Trabalhei por muitos anos em Unidade de Terapia Intensiva (UTI), inclusive na primeira do Hospital Geral Clériston Andrade (HGCA), com o Major Domingues, do Exército. Quando a UTI foi inaugurada, apenas nós dois éramos plantonistas. Metade do tempo com remuneração e outra metade sem. Parte dos dias, ela funcionava como uma semi-intensiva e dividíamos a prescrição dos pacientes, até que conseguimos uma equipe completa, pois eram raros os profissionais, naquela época.

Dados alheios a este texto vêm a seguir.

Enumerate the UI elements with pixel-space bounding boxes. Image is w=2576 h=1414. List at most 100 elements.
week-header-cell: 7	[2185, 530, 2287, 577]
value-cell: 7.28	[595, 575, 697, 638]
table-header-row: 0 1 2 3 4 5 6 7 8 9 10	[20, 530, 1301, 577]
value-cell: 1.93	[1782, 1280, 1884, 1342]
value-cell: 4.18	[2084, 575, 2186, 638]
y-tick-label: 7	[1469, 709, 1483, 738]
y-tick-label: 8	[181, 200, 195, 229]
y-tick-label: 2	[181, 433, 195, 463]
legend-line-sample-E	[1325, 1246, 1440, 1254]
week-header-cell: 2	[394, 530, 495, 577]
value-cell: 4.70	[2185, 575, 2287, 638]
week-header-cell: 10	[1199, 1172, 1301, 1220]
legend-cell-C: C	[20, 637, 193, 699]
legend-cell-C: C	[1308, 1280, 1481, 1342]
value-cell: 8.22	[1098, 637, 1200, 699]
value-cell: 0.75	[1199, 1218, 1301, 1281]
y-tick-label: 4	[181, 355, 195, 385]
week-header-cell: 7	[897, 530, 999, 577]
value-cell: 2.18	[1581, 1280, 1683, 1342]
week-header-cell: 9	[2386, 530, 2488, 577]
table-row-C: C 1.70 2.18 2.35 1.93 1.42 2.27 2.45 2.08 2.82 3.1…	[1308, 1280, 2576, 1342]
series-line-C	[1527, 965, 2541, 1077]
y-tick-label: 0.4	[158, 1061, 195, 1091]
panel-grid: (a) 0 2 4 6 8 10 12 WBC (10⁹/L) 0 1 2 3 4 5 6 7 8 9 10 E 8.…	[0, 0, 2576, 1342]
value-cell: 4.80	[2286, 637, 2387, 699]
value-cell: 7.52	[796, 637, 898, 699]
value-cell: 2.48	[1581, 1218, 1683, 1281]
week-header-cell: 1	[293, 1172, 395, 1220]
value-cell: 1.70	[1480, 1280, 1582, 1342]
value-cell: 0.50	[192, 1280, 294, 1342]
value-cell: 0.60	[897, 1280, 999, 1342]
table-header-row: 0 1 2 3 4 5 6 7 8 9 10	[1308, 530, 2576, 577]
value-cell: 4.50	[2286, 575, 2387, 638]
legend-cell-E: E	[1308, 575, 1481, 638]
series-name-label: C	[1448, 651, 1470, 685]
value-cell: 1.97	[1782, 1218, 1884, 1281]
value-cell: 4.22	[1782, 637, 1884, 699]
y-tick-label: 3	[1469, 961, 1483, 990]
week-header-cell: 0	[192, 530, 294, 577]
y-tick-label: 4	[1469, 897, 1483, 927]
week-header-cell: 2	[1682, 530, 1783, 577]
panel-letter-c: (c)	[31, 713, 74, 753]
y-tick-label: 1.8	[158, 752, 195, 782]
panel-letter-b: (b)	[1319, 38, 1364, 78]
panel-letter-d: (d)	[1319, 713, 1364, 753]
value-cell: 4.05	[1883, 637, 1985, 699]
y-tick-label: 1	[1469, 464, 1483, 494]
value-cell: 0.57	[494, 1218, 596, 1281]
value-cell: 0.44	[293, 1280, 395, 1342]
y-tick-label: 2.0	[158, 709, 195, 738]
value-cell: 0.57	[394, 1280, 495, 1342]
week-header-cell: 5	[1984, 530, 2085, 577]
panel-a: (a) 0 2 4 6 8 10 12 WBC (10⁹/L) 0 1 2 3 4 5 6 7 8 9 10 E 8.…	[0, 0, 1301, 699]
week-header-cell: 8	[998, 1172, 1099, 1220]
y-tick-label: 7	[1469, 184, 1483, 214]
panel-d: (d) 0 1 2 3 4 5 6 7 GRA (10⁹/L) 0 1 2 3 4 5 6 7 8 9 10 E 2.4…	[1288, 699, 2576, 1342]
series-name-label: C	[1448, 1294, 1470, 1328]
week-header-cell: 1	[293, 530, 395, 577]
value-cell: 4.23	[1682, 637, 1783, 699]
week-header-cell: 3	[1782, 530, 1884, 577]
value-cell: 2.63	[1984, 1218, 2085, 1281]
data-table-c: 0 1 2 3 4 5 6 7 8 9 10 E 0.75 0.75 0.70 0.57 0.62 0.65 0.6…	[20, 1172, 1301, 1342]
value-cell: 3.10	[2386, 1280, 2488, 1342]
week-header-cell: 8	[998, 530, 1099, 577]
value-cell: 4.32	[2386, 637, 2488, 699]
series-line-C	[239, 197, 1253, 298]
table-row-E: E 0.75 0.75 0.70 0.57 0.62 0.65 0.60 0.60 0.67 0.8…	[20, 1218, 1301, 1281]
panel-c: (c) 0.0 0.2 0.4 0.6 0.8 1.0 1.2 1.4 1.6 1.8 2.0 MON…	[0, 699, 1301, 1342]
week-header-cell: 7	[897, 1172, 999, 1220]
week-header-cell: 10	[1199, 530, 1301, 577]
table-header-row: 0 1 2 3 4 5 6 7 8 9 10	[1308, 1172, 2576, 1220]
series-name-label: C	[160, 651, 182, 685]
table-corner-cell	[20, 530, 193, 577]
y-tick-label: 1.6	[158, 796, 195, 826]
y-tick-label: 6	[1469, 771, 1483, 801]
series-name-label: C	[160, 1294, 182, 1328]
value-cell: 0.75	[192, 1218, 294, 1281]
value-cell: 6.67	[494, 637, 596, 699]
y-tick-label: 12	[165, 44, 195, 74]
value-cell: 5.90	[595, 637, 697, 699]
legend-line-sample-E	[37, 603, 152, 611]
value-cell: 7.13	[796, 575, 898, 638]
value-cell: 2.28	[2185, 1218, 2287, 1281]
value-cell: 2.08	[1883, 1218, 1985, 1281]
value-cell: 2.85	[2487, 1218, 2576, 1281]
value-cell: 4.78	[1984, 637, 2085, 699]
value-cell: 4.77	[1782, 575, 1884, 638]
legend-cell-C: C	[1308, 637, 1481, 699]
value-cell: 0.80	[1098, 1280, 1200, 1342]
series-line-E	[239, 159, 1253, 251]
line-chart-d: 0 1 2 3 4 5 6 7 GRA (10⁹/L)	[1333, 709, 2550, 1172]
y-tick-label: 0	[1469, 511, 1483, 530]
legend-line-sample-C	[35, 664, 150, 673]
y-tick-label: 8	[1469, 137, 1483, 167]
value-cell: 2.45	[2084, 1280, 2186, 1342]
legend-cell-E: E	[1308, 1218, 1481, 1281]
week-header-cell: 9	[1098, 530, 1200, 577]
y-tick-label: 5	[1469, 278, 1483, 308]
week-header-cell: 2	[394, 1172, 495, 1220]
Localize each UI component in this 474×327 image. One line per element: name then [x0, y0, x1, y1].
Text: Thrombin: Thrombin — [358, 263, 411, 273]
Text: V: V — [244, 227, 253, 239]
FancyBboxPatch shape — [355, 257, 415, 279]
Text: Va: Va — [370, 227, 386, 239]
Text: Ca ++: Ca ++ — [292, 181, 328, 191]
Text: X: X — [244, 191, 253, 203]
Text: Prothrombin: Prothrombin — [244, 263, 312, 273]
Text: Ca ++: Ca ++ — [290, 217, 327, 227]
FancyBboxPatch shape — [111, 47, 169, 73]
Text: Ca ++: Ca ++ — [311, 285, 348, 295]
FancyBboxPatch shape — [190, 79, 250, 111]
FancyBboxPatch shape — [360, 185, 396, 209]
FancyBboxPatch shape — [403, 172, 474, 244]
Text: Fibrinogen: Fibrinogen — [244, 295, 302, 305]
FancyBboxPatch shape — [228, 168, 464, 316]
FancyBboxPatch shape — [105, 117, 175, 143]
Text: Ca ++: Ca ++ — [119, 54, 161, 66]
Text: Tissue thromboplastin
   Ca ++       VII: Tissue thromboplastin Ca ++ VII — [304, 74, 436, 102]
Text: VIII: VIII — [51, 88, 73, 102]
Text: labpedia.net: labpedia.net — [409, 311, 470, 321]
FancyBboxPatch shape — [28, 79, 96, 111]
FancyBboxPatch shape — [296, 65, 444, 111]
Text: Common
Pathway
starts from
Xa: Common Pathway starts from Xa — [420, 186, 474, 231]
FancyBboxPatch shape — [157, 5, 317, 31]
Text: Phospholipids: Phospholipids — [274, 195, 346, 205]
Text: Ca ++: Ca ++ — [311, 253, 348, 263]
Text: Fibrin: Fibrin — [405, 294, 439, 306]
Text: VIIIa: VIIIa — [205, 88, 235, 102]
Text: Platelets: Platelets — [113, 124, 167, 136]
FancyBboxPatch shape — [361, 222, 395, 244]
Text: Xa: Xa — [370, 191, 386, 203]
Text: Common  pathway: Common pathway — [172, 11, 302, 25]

Com o tempo, a UTI do Clériston cresceu, mas a demanda era maior do que a disponibilidade. E muitas, muitas, muitas vezes tive que escolher, na escassez daqueles tempos, entre 2 a 3 solicitações, quem iria ocupar a vaga disponível. Era dilacerante ser senhor da vida ou morte. É algo de onde não saímos bem. Ainda trabalhei em unidades privadas, por alguns anos. Depois, deixei as UTIs. Era exaustivo demais. Hoje, as UTIs estão em outro patamar.
Digo isso porque nada do que vivi chega perto do que as equipes de saúde de Manaus devem estar passando. Arrebentadas, dilaceradas, destruídas, oscilando entre a raiva e a impotência, com a frustração de ver um paciente após o outro ter seu oxigênio reduzido; de ver a saturação cair; de ver a hipóxia ir se instalando; de ver a luta insana e desesperada para respirar. E morrerem.
Ninguém de fora consegue imaginar a exata dimensão do impacto que isso tem. Não se segue adiante sem carregar sequelas. Eu não gostaria de estar na pele deles, porque acho que teria um surto de insanidade.
Que Deus, sob qualquer de suas formas, os proteja!